Help! I write short. It’s what I do.
But I know flash fiction is short so I decided to look into flash essays. One market listed 1000 words. Another 350.
350 – 1000 words. That is something I could most likely handle so I started looking for information on flash essays.
- Also known as a micro-essay.
- A flash essay is written in first person.
- They generally only have room for an anecdote or two.
- It goes beyond personal narrative, pulling in ideas and data that broaden the scope of the piece.
A flash essay is to essays what a sparkler is to fireworks. Short, intense, and wonderful.
A great way to get a feel for a type of writing is to read it. Two places that you can go to check them out are The Christian Science Monitor’s Home Forum and concīs.
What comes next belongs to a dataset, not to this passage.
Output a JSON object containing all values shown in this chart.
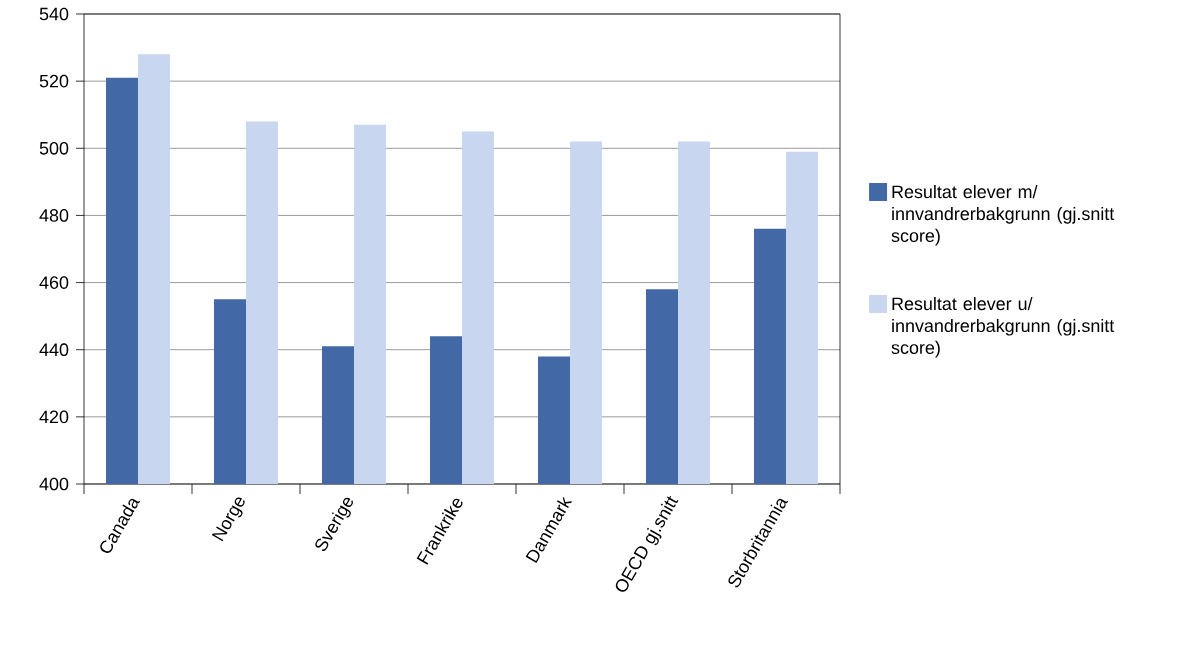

Why only two? It seems like a lot of the places that publish essays charge reading fees. Me? If you have to pay for them to read it, that’s not a market. That’s a service. If, on the other hand, they read it without charging you and then pay you even a small amount. That’s a market and, at least in my mind, will attract a very different type of material.
Obviously, I’ve got some research and writing to do if I’m going to make this flash-essay thing work.